ALLEN EL TURISTA ACCIDENTAL

Woody Allen se defendía esta mañana en la rueda de prensa de presentación de "Vicky Cristina Barcelona" en la ciudad del título, del tópico. No tiene porqué hacerlo. Tiene setenta y tres años y puede hacer lo que le de la gana, incluído el cabrear al tópico catalán. Aunque produzca Mediapro. Sus detractores, que son muchos y a veces hacen ruido, probablemente se cebarán con ella. Le achacarán su itinerario de agencia de viajes, sus encuadres de postal y su subvencionada extravagancia. Pero la verdad es que a Allen no le cuesta recorrer las calles de Barcelona. Lo hace con la soltura del que sabe que va a volver a casa y que, como le ocurre a Vicky, la protagonista de su película, sabe que esto solo es un paréntesis. Luego, todo volverá a la normalidad. Allen a trabajar en su nueva película en Nueva York, Vicky y Cristina, a la vida que les espera.

Barcelona es la excusa, el marco o la metáfora, cada uno puede definirlo como quiera, que Allen utiliza como imposible de un ideal romántico que en cierto modo ha perseguido toda su filmografía. La posibilidad de abandonarlo todo y comenzar de nuevo. Escapar de la casa con jardín y los interioristas, los partidos de golf, las alfombras persas, las barbacoas los fines de semana y el bridge. Quizás por todo eso, "Vicky Cristina Barcelona" deja un poso menos dulce de lo que se pudiera esperar de una comedia. Tiene momentos brillantes, destellos de malsana ironía y por momentos, destila un cruento humor negro cada vez que indaga en la personalidad del artista, sus influencias y su trascendencia. Es al final, sin embargo, cuando el imposible dramático se materializa en la profunda, amarga, mirada de Vicky, camino del aeropuerto, de vuelta a casa. Barcelona queda atrás como esa oportunidad perdida, ese recuerdo al que acudirás el resto de tu vida, ese "... y si" cuya respuesta nuna podrás conocer.
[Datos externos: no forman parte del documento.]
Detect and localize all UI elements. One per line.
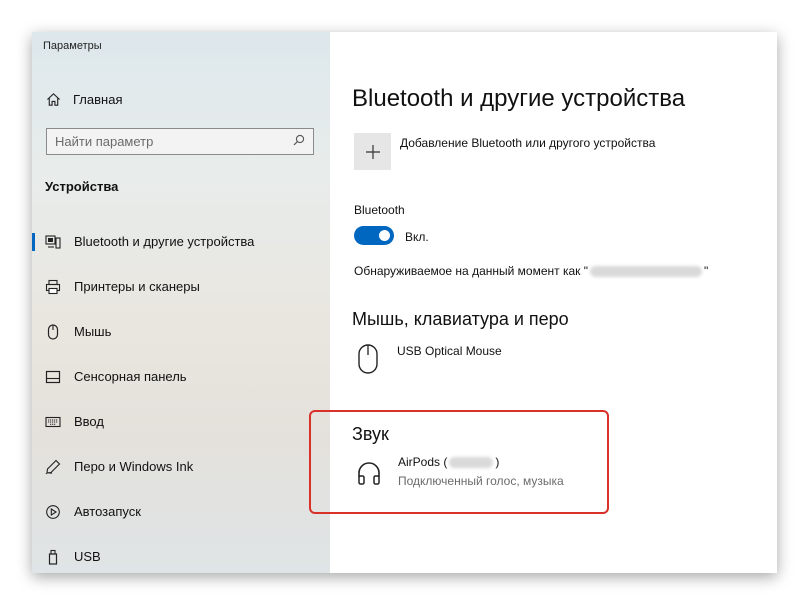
sidebar-item-label: Сенсорная панель — [74, 369, 187, 384]
toggle-knob — [379, 230, 390, 241]
bluetooth-toggle[interactable] — [354, 226, 394, 245]
section-title: Устройства — [45, 179, 119, 194]
sidebar-item-label: Принтеры и сканеры — [74, 279, 200, 294]
sidebar-item-typing[interactable]: Ввод — [32, 399, 330, 444]
mouse-device-item[interactable]: USB Optical Mouse — [356, 342, 502, 376]
redacted-device-name — [590, 265, 702, 277]
mouse-device-icon — [356, 342, 380, 376]
highlight-annotation — [309, 410, 609, 514]
sidebar: Параметры Главная Найти параметр Устройс… — [32, 32, 330, 573]
bluetooth-devices-icon — [44, 233, 62, 251]
sidebar-item-label: Автозапуск — [74, 504, 141, 519]
home-icon — [44, 90, 62, 108]
mouse-icon — [44, 323, 62, 341]
sidebar-item-autoplay[interactable]: Автозапуск — [32, 489, 330, 534]
search-placeholder: Найти параметр — [55, 134, 154, 149]
home-label: Главная — [73, 91, 123, 107]
sidebar-item-touchpad[interactable]: Сенсорная панель — [32, 354, 330, 399]
plus-icon — [365, 144, 380, 159]
sidebar-item-printers[interactable]: Принтеры и сканеры — [32, 264, 330, 309]
usb-icon — [44, 548, 62, 566]
discoverable-text: Обнаруживаемое на данный момент как " " — [354, 264, 708, 278]
pen-icon — [44, 458, 62, 476]
sidebar-item-label: USB — [74, 549, 101, 564]
touchpad-icon — [44, 368, 62, 386]
bluetooth-label: Bluetooth — [354, 203, 405, 217]
add-device-label[interactable]: Добавление Bluetooth или другого устройс… — [400, 136, 655, 150]
sidebar-item-mouse[interactable]: Мышь — [32, 309, 330, 354]
printer-icon — [44, 278, 62, 296]
sidebar-item-label: Мышь — [74, 324, 112, 339]
sidebar-nav: Bluetooth и другие устройства Принтеры и… — [32, 219, 330, 573]
sidebar-item-usb[interactable]: USB — [32, 534, 330, 573]
sidebar-item-pen[interactable]: Перо и Windows Ink — [32, 444, 330, 489]
search-icon[interactable] — [293, 134, 305, 149]
sidebar-item-bluetooth[interactable]: Bluetooth и другие устройства — [32, 219, 330, 264]
add-device-button[interactable] — [354, 133, 391, 170]
keyboard-icon — [44, 413, 62, 431]
mouse-device-name: USB Optical Mouse — [397, 344, 502, 358]
search-input[interactable]: Найти параметр — [46, 128, 314, 155]
sidebar-item-label: Bluetooth и другие устройства — [74, 234, 255, 249]
discoverable-prefix: Обнаруживаемое на данный момент как " — [354, 264, 588, 278]
toggle-state-label: Вкл. — [405, 230, 429, 244]
app-title: Параметры — [43, 40, 102, 52]
discoverable-suffix: " — [704, 264, 709, 278]
sidebar-item-label: Перо и Windows Ink — [74, 459, 194, 474]
sidebar-item-label: Ввод — [74, 414, 104, 429]
mouse-section-title: Мышь, клавиатура и перо — [352, 309, 569, 329]
autoplay-icon — [44, 503, 62, 521]
sidebar-home[interactable]: Главная — [44, 90, 122, 108]
page-title: Bluetooth и другие устройства — [352, 85, 686, 112]
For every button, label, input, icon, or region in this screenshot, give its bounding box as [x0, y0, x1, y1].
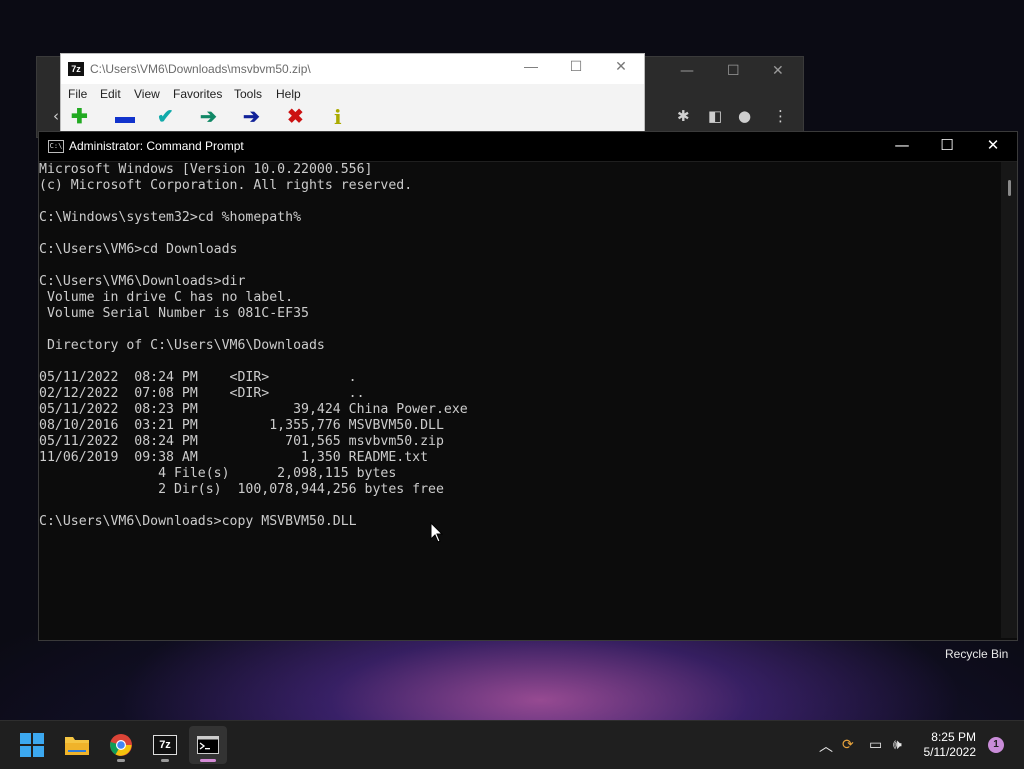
start-button[interactable] [13, 726, 51, 764]
recycle-bin-label[interactable]: Recycle Bin [945, 647, 1008, 661]
cmd-icon: C:\ [48, 140, 64, 153]
add-icon[interactable]: ✚ [71, 105, 88, 129]
delete-icon[interactable]: ✖ [287, 105, 304, 129]
network-icon[interactable]: ▭ [869, 736, 882, 753]
menu-favorites[interactable]: Favorites [173, 87, 222, 101]
console-line: C:\Users\VM6\Downloads>copy MSVBVM50.DLL [39, 514, 357, 529]
cmd-titlebar[interactable]: C:\ Administrator: Command Prompt — ☐ ✕ [39, 132, 1017, 162]
7zip-running-indicator [161, 759, 169, 762]
chevron-up-icon[interactable]: ︿ [819, 736, 833, 756]
7zip-close-button[interactable]: ✕ [606, 58, 636, 75]
chrome-running-indicator [117, 759, 125, 762]
menu-edit[interactable]: Edit [100, 87, 121, 101]
console-line: 05/11/2022 08:24 PM <DIR> . [39, 370, 357, 385]
7zip-minimize-button[interactable]: — [516, 58, 546, 74]
console-line: 08/10/2016 03:21 PM 1,355,776 MSVBVM50.D… [39, 418, 444, 433]
profile-icon[interactable]: ● [738, 107, 751, 125]
clock-date: 5/11/2022 [923, 745, 977, 759]
console-line: Volume in drive C has no label. [39, 290, 294, 305]
close-icon[interactable]: ✕ [772, 63, 784, 79]
test-icon[interactable]: ✔ [157, 105, 174, 129]
taskbar: 7z ︿ ⟳ ▭ 🕪 8:25 PM 5/11/2022 1 [0, 720, 1024, 769]
clock-time: 8:25 PM [931, 730, 976, 744]
windows-icon [20, 733, 44, 757]
command-prompt-button[interactable] [189, 726, 227, 764]
volume-icon[interactable]: 🕪 [893, 736, 902, 753]
7zip-toolbar: ✚ ▬ ✔ ➔ ➔ ✖ i [61, 104, 644, 132]
update-icon[interactable]: ⟳ [842, 736, 854, 753]
7zip-icon: 7z [153, 735, 177, 755]
chrome-icon [110, 734, 132, 756]
console-line: 11/06/2019 09:38 AM 1,350 README.txt [39, 450, 429, 465]
console-line: 02/12/2022 07:08 PM <DIR> .. [39, 386, 365, 401]
7zip-window-title: C:\Users\VM6\Downloads\msvbvm50.zip\ [90, 62, 311, 76]
console-line: C:\Users\VM6\Downloads>dir [39, 274, 246, 289]
7zip-app-icon: 7z [68, 62, 84, 76]
file-explorer-button[interactable] [58, 726, 96, 764]
copy-icon[interactable]: ➔ [200, 105, 217, 129]
7zip-window[interactable]: 7z C:\Users\VM6\Downloads\msvbvm50.zip\ … [60, 53, 645, 133]
console-line: (c) Microsoft Corporation. All rights re… [39, 178, 413, 193]
console-line: C:\Windows\system32>cd %homepath% [39, 210, 302, 225]
console-line: Volume Serial Number is 081C-EF35 [39, 306, 309, 321]
extensions-icon[interactable]: ✱ [677, 107, 690, 125]
menu-view[interactable]: View [134, 87, 160, 101]
menu-tools[interactable]: Tools [234, 87, 262, 101]
menu-icon[interactable]: ⋮ [773, 107, 788, 125]
console-line: Directory of C:\Users\VM6\Downloads [39, 338, 325, 353]
folder-icon [65, 737, 89, 755]
cmd-scrollbar[interactable] [1001, 162, 1017, 638]
7zip-menubar: File Edit View Favorites Tools Help [61, 84, 644, 104]
info-icon[interactable]: i [334, 105, 342, 129]
cmd-icon [197, 736, 219, 754]
console-line: 05/11/2022 08:23 PM 39,424 China Power.e… [39, 402, 468, 417]
maximize-icon[interactable]: ☐ [727, 63, 740, 79]
cmd-close-button[interactable]: ✕ [973, 136, 1013, 154]
cmd-window-title: Administrator: Command Prompt [69, 139, 244, 153]
console-line: 4 File(s) 2,098,115 bytes [39, 466, 397, 481]
console-line: Microsoft Windows [Version 10.0.22000.55… [39, 162, 373, 177]
7zip-titlebar[interactable]: 7z C:\Users\VM6\Downloads\msvbvm50.zip\ … [61, 54, 644, 84]
notification-badge[interactable]: 1 [988, 737, 1004, 753]
console-line: C:\Users\VM6>cd Downloads [39, 242, 238, 257]
extract-icon[interactable]: ▬ [115, 105, 135, 129]
cmd-active-indicator [200, 759, 216, 762]
move-icon[interactable]: ➔ [243, 105, 260, 129]
back-icon[interactable]: ‹ [53, 107, 59, 125]
console-line: 05/11/2022 08:24 PM 701,565 msvbvm50.zip [39, 434, 444, 449]
menu-help[interactable]: Help [276, 87, 301, 101]
7zip-maximize-button[interactable]: ☐ [561, 58, 591, 75]
console-line: 2 Dir(s) 100,078,944,256 bytes free [39, 482, 444, 497]
chrome-button[interactable] [102, 726, 140, 764]
menu-file[interactable]: File [68, 87, 87, 101]
cmd-scrollbar-thumb[interactable] [1008, 180, 1011, 196]
cmd-maximize-button[interactable]: ☐ [927, 136, 967, 154]
7zip-button[interactable]: 7z [146, 726, 184, 764]
mouse-cursor-icon [430, 522, 444, 543]
minimize-icon[interactable]: — [680, 63, 694, 79]
side-panel-icon[interactable]: ◧ [708, 107, 722, 125]
cmd-minimize-button[interactable]: — [882, 136, 922, 154]
console-output[interactable]: Microsoft Windows [Version 10.0.22000.55… [39, 162, 1001, 638]
system-clock[interactable]: 8:25 PM 5/11/2022 [918, 730, 977, 760]
command-prompt-window[interactable]: C:\ Administrator: Command Prompt — ☐ ✕ … [38, 131, 1018, 641]
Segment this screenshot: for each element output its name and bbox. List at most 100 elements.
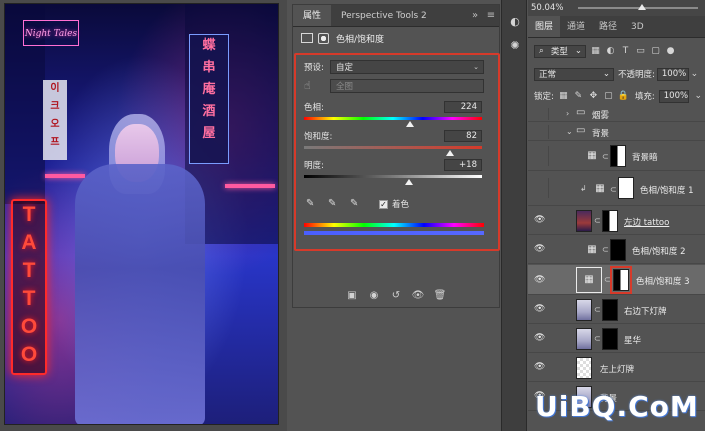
- layer-row-smoke-group[interactable]: › ▭ 烟雾: [528, 106, 705, 122]
- link-icon[interactable]: ⊂: [602, 245, 609, 254]
- tab-properties[interactable]: 属性: [293, 5, 332, 26]
- document-canvas-area[interactable]: Night Tales 이 크 오 프 蝶 串 庵 酒 屋 T A T T O …: [0, 0, 287, 431]
- filter-toggle-icon[interactable]: ●: [665, 46, 676, 57]
- delete-icon[interactable]: 🗑: [433, 289, 447, 303]
- lightness-slider-thumb[interactable]: [405, 179, 414, 185]
- lock-image-icon[interactable]: ✎: [573, 91, 584, 102]
- chevron-down-icon: ⌄: [602, 69, 610, 79]
- layer-row-hue-sat-2[interactable]: 👁 ▦ ⊂ 色相/饱和度 2: [528, 236, 705, 264]
- sign-char: 屋: [202, 126, 216, 141]
- adjustment-layer-icon[interactable]: [301, 33, 313, 43]
- canvas-artwork[interactable]: Night Tales 이 크 오 프 蝶 串 庵 酒 屋 T A T T O …: [4, 3, 279, 425]
- fill-field[interactable]: 100%: [658, 89, 689, 103]
- visibility-icon[interactable]: 👁: [411, 289, 425, 303]
- visibility-toggle[interactable]: [531, 146, 549, 166]
- eyedropper-plus-icon[interactable]: ✎: [328, 199, 338, 209]
- filter-kind-dropdown[interactable]: ⌕ 类型 ⌄: [534, 44, 586, 58]
- eye-icon[interactable]: 👁: [534, 333, 546, 343]
- filter-type-icon[interactable]: T: [620, 46, 631, 57]
- eye-icon[interactable]: 👁: [534, 304, 546, 314]
- visibility-toggle[interactable]: [531, 178, 549, 198]
- filter-shape-icon[interactable]: ▭: [635, 46, 646, 57]
- tab-perspective-tools[interactable]: Perspective Tools 2: [331, 5, 437, 26]
- eyedropper-minus-icon[interactable]: ✎: [350, 199, 360, 209]
- link-icon[interactable]: ⊂: [594, 334, 601, 343]
- lock-transparency-icon[interactable]: ▦: [558, 91, 569, 102]
- clip-to-layer-icon[interactable]: ▣: [345, 289, 359, 303]
- blend-mode-dropdown[interactable]: 正常 ⌄: [534, 67, 614, 81]
- link-icon[interactable]: ⊂: [594, 305, 601, 314]
- layer-row-left-tattoo[interactable]: 👁 ⊂ 左边 tattoo: [528, 207, 705, 235]
- targeted-adjustment-hand-icon[interactable]: ☝: [304, 79, 311, 92]
- layer-mask-thumbnail[interactable]: [602, 299, 618, 321]
- tattoo-letter: T: [22, 203, 36, 226]
- lock-position-icon[interactable]: ✥: [588, 91, 599, 102]
- hue-slider-track[interactable]: [304, 117, 482, 120]
- zoom-level[interactable]: 50.04%: [531, 3, 563, 13]
- collapse-icon[interactable]: »: [467, 5, 483, 26]
- layer-mask-thumbnail[interactable]: [610, 239, 626, 261]
- lightness-value-field[interactable]: +18: [444, 159, 482, 171]
- eye-icon[interactable]: 👁: [534, 362, 546, 372]
- channel-dropdown[interactable]: 全图: [330, 79, 484, 93]
- filter-smart-icon[interactable]: ▢: [650, 46, 661, 57]
- layer-thumbnail[interactable]: [576, 299, 592, 321]
- reset-icon[interactable]: ↺: [389, 289, 403, 303]
- sign-char: 庵: [202, 82, 216, 97]
- layer-row-hue-sat-1[interactable]: ↲ ▦ ⊂ 色相/饱和度 1: [528, 172, 705, 206]
- tab-layers[interactable]: 图层: [528, 16, 561, 37]
- chevron-down-icon[interactable]: ⌄: [689, 69, 700, 80]
- tab-paths[interactable]: 路径: [592, 16, 624, 37]
- colorize-checkbox[interactable]: ✓: [379, 200, 388, 209]
- layer-row-xinghua[interactable]: 👁 ⊂ 星华: [528, 325, 705, 353]
- filter-adjustment-icon[interactable]: ◐: [605, 46, 616, 57]
- view-previous-icon[interactable]: ◉: [367, 289, 381, 303]
- tab-3d[interactable]: 3D: [624, 16, 651, 37]
- layer-mask-thumbnail[interactable]: [602, 210, 618, 232]
- layer-mask-thumbnail[interactable]: [610, 145, 626, 167]
- layer-mask-thumbnail[interactable]: [618, 177, 634, 199]
- chevron-down-icon[interactable]: ⌄: [693, 91, 704, 102]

Woody Allen rueda con soltura, beneficiado por la luz de Javier Aguirresarobe y una ligera selección musical. Se beneficia también de la voluptuosidad de paleta de Scarlett Johansson y la fogosidad almodovariana de Penélope Cruz. Allen se deja impresionar por la Barcelona monumental con facilidad y reincide sin escrúpulos en el tópico de la guitarra española y el macho ibérico, elementos que utiliza de forma consciente para describir el ideal romántico y exótico de sus protagonistas. Consciente de ello, convierte la impostura y su disimulada intrascendencia en una suerte de cuento moral de verano, inspirado en el espíritu de Eric Rohmer, contemporáneo de Allen y espejo europeo donde éste se mira sin disimulo. Aunque nunca deje de ser un judío de Nueva York que observa con rareza y fascinación, y con la certeza de su billete de vuelta, el mundo.